Pricing: Firecrawl publishes a free 1K-credit monthly plan and paid plans from Hobby through Scale. Base scrape costs 1 credit per page and returns page-level outputs such as markdown or HTML. JSON mode adds 4 credits per page when you want structured extraction from a known URL.
Use it when: agents need broad web access and page content.
Watch for: reading web pages is not the same as product discovery. Agents still need product identity, seller evidence, current offers, cross-seller matching, and a stable ecommerce schema.
6. Retailer-owned assistants
Retailers and marketplaces are building their own shopping assistants. They know their own catalogs well and can guide users inside their ecosystem.
Use it when: the shopping journey stays inside one retailer.

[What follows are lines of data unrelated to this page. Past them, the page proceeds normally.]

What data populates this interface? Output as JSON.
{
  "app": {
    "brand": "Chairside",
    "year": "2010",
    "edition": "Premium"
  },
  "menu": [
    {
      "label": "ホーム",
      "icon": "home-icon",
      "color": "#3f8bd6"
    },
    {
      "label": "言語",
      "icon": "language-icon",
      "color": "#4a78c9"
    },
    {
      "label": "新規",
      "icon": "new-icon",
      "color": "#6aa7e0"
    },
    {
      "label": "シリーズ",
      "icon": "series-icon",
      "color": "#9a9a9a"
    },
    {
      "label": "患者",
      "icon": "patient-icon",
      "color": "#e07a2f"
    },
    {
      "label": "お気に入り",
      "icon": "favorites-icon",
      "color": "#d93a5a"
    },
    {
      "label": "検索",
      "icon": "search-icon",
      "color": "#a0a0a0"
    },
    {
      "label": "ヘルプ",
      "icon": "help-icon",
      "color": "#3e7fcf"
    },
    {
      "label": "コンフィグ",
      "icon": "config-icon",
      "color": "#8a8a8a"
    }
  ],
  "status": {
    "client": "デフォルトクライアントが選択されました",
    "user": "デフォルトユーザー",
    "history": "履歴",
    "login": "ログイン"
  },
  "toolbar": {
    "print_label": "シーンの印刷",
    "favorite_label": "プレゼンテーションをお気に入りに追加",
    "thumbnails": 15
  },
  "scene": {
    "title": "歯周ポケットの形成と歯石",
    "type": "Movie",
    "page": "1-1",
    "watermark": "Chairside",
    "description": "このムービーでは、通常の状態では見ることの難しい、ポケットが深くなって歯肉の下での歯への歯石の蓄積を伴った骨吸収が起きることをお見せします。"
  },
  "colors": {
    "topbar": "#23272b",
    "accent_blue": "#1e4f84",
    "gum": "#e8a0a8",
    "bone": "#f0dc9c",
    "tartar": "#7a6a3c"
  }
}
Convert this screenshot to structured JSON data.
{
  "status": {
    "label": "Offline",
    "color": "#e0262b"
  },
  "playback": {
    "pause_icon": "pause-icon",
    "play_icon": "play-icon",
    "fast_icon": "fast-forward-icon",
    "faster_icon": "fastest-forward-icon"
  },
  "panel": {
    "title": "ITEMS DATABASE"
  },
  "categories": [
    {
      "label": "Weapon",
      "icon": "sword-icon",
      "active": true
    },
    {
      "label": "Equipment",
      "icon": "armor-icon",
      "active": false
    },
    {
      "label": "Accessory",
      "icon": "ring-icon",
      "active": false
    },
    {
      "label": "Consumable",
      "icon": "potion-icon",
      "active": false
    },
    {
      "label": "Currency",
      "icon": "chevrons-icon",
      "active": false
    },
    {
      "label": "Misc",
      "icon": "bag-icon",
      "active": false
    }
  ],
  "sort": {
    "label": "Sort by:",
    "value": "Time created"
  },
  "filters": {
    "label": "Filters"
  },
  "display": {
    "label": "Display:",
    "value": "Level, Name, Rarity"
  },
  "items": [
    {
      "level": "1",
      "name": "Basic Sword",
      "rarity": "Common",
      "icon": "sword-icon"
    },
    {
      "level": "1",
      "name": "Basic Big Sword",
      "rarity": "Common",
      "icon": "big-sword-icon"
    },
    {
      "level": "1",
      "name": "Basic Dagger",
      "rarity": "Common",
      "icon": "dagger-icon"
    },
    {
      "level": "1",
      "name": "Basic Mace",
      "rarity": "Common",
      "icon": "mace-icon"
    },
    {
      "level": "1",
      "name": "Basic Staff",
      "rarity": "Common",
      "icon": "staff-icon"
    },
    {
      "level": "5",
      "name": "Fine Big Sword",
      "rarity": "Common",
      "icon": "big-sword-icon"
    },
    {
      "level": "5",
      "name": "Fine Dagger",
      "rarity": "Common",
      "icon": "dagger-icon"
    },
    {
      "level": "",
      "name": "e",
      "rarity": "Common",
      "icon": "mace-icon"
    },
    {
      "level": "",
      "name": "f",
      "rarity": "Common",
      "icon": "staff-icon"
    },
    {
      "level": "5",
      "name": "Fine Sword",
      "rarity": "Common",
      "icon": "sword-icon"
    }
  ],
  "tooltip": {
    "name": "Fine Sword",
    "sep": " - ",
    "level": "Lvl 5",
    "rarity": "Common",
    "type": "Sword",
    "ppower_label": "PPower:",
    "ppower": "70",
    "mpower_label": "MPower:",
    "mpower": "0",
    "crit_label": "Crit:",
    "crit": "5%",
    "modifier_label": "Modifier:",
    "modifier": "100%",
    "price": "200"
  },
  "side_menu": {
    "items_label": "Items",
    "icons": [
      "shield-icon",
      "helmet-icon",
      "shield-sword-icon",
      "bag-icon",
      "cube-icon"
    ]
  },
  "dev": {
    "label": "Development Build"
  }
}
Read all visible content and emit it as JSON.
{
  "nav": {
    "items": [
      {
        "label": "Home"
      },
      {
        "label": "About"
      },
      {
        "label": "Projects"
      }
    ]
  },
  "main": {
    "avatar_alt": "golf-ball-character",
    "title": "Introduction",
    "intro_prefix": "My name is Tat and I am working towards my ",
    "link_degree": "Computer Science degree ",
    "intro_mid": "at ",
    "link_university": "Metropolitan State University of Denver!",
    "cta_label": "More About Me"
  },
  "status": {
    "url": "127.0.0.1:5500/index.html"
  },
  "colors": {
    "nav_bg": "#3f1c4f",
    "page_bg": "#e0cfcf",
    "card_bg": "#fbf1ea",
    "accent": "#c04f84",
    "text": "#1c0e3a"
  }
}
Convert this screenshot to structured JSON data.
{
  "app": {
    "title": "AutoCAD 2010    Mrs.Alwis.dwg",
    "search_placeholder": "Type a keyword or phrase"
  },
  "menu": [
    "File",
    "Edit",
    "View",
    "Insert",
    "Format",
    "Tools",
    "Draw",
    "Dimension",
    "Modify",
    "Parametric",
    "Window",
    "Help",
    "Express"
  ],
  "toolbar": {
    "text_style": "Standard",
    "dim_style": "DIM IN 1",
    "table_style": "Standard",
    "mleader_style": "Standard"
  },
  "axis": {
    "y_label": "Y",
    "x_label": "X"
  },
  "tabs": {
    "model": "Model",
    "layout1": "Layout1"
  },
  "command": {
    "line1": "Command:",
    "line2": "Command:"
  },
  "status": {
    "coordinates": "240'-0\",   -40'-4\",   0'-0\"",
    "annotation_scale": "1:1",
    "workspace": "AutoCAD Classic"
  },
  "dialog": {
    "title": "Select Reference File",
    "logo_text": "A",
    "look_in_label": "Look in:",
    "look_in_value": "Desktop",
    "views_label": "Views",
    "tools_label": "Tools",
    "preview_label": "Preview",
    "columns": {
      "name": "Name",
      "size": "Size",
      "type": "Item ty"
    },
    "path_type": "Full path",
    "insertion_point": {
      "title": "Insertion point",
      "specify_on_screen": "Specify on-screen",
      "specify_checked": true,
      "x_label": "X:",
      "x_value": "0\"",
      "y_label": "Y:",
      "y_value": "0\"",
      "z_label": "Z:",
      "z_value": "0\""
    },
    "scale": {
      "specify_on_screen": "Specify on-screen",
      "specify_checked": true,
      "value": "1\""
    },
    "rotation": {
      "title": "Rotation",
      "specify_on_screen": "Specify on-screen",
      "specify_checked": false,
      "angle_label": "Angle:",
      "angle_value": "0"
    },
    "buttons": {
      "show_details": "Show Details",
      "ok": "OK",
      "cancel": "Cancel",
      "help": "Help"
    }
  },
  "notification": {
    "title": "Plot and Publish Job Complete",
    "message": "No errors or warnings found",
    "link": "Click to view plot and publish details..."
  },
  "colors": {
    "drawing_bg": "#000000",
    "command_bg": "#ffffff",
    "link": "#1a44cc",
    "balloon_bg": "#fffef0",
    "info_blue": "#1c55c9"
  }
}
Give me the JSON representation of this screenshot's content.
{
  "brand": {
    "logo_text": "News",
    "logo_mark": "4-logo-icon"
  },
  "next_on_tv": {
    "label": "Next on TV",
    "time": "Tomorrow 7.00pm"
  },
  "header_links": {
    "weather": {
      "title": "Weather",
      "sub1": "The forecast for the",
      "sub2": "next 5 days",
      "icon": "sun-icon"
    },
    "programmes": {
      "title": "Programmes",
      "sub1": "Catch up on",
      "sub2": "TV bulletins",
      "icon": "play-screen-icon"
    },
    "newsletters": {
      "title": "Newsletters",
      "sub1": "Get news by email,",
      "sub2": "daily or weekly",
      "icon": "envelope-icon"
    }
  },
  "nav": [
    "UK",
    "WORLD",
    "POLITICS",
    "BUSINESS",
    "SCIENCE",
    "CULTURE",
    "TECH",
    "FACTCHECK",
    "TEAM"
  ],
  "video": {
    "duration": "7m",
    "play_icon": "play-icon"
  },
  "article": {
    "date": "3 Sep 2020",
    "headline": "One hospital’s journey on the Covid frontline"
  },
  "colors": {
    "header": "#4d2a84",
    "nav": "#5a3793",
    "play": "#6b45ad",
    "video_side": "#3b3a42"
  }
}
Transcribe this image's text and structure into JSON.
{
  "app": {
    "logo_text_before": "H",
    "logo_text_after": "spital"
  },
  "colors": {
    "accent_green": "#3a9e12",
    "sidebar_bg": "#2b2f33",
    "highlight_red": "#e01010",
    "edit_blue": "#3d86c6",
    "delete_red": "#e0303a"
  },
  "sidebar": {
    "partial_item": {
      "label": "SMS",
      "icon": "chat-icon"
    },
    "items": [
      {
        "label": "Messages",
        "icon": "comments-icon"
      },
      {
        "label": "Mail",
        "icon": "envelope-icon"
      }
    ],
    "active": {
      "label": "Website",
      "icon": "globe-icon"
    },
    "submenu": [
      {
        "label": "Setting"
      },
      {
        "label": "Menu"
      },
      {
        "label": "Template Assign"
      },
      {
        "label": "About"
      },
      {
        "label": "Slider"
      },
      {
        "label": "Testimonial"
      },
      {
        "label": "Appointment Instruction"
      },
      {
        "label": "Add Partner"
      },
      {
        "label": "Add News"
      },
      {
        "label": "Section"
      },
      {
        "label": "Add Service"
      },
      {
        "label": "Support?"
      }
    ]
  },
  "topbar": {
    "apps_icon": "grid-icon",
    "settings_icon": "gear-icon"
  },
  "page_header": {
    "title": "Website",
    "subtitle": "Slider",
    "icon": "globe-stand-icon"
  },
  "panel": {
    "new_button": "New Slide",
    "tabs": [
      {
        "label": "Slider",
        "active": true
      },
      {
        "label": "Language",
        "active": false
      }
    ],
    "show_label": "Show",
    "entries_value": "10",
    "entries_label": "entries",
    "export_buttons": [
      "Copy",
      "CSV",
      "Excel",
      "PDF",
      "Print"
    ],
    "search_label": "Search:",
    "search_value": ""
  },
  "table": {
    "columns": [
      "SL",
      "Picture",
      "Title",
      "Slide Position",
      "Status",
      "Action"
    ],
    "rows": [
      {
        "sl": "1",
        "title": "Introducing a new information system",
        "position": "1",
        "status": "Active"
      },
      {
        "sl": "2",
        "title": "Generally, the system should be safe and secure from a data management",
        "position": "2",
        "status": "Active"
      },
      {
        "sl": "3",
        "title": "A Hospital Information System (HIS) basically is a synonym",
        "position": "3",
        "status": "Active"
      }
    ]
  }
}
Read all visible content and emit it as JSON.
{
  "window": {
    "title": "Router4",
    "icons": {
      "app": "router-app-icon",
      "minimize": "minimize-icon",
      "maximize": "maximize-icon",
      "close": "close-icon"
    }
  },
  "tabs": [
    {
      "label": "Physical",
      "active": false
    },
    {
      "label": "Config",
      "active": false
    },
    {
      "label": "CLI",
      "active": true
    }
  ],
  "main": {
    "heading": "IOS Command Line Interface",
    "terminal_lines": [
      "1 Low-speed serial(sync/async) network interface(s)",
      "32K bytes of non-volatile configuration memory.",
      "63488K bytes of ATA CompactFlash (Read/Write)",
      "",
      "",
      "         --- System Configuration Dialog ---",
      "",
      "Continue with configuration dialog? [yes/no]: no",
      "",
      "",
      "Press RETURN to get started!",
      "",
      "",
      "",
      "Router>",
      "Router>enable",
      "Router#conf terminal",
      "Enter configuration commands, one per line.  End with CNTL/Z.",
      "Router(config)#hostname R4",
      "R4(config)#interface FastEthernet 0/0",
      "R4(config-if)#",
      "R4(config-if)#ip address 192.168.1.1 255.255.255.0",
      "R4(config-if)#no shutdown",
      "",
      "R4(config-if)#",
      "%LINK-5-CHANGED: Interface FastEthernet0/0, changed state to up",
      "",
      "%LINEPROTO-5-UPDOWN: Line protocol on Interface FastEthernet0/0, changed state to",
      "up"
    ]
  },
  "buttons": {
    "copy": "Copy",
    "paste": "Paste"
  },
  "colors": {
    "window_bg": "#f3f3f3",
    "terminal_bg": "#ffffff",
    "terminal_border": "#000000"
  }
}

Watch for: they are not neutral discovery layers across the open web.
Recommendation
Use merchant feeds and retailer-owned systems when the agent already knows where the user will buy.
Use independent ecommerce product intelligence when the agent still needs to decide what to recommend and where the user should buy it. That is the gap Extralt is targeting: before checkout, the agent needs ground truth about products, sellers, offers, alternatives, and prices.
Sources checked: Shopify Global Catalog MCP, ACP Product Feed Spec, Google Shopping info sources, Firecrawl pricing, Firecrawl scrape docs, Extralt pricing.